Much too often, people who become members of political parties inevitably have their intellectual integrity compromised because they have to conform to the party's line on all issues, regardless of their own views.

With the exception of a few issues such as capital punishment, political parties in Jamaica have not allowed members of parliament to vote their conscience.

It's bad when the association with other seasoned party members leads to mental and philosophical inbreeding that can render them incapable of objectivity, where everything is viewed through the tinted lenses of party politics

Some members of the People's National Party (PNP) and the Jamaica Labour Party (JLP) can look at the same set of facts and come up with two completely different perspectives.

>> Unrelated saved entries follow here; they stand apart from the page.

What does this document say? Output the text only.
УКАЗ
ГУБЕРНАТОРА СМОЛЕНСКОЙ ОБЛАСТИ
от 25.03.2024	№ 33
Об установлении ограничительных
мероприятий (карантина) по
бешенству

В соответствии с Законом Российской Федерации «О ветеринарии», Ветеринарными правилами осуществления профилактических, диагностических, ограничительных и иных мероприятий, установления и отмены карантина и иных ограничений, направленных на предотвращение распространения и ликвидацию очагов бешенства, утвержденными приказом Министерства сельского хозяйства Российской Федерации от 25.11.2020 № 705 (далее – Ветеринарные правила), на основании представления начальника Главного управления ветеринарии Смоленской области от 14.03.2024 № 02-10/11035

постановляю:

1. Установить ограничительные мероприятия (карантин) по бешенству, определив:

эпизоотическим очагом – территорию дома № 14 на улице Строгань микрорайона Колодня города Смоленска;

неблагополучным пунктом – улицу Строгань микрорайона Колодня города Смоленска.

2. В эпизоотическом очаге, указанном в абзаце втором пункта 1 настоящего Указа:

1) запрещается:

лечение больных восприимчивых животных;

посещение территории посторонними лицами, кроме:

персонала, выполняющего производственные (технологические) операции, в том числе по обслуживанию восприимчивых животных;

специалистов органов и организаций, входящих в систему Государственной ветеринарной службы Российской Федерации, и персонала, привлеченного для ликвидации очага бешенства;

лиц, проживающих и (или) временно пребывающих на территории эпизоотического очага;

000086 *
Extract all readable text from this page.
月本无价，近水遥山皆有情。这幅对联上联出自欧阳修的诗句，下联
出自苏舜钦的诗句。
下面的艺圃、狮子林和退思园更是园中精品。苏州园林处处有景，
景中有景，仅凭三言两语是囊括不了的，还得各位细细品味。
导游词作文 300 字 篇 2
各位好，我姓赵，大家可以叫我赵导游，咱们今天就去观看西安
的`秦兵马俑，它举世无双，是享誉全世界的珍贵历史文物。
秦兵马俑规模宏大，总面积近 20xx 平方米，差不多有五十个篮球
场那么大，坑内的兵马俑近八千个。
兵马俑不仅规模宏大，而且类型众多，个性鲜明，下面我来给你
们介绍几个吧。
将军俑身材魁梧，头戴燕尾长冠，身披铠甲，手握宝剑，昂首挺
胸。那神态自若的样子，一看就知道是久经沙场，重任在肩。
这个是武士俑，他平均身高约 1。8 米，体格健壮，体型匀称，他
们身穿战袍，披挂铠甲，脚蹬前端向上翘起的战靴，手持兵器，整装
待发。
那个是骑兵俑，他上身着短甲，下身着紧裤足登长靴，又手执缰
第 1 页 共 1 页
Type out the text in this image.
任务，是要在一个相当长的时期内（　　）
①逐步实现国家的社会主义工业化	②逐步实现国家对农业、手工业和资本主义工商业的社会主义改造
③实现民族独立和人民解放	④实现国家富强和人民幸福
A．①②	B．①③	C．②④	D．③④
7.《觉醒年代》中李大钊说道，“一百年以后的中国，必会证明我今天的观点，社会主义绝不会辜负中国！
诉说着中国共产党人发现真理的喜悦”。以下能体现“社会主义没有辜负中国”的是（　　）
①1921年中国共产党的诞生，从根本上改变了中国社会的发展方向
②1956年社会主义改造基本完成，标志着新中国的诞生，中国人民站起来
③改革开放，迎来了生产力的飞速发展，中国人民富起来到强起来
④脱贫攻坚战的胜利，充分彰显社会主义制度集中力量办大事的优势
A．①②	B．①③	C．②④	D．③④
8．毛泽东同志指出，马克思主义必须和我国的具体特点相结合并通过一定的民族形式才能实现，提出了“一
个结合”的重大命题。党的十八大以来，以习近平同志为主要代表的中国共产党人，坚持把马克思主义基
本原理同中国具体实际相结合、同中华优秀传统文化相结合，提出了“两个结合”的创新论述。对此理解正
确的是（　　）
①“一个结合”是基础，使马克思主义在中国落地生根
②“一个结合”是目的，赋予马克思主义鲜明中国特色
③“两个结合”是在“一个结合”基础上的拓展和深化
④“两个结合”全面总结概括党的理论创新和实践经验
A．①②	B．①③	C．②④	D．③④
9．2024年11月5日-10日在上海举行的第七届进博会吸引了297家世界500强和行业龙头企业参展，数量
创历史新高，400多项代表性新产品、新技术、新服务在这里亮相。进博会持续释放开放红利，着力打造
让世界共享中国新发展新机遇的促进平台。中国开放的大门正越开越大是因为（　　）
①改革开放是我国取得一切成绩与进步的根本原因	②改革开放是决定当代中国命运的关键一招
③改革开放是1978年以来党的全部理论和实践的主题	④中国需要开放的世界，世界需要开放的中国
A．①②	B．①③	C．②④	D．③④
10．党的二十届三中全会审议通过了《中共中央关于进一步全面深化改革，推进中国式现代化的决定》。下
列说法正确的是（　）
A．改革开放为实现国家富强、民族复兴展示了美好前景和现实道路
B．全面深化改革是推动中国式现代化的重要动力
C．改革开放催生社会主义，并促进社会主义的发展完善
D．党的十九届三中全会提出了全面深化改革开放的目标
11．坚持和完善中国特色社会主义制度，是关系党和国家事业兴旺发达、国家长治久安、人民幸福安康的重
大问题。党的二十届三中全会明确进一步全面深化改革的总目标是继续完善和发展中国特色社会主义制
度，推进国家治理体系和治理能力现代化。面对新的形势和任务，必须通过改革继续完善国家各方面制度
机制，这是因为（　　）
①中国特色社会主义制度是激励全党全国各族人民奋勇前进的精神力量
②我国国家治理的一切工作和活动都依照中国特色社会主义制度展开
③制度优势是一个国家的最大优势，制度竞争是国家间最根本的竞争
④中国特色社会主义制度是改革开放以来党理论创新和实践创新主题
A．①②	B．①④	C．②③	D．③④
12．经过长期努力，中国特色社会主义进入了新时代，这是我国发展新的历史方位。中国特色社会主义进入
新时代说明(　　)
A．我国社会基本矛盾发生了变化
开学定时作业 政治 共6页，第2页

Sometimes they cannot agree even on what are the facts.

Many politicians develop a state of mind in which they must oppose anything said by the opposing side, especially when they are the “Opposition”. Further, they often prefer to abuse and castigate the opposing party rather than debate issues.

The most recent outbreak of the political 'foot in mouth' disease was in the campaign in Portland Eastern that afflicted Senator Damion Crawford and Dr Dayton Campbell. We see examples of this lack of civility and decorum in the House of Representatives.

The desire to serve can give way to a state of mind of entitlement based on the oft-expressed view that they are doing so much for Jamaica that they are entitled to first class air travel, police security 24-7, and a large expensive SUV, not to mention exorbitant birthday parties.

A great many politicians develop an acute case of narcissism as they confuse providing the people of Jamaica with public information with their obsession with being seen in the media, ideally on a daily basis.

Communication arms and personnel are pressured to put out press releases and produce daily images, so many of which are not about something that has been accomplished but mere promises of things to come.

Moreover, there is the politician who develops hubris and feels he is an exception who is not obliged to obey the law. Indeed, it is discretionary to comply with what other citizens must do. The number of delinquent members of parliament who have not filed the required disclosures of their assets and taxes is clear proof.

Admittedly, we don't see an alternative to politics, which can be a noble endeavour when it does not corrode the character, integrity and conduct of well meaning people who join political parties to make a difference.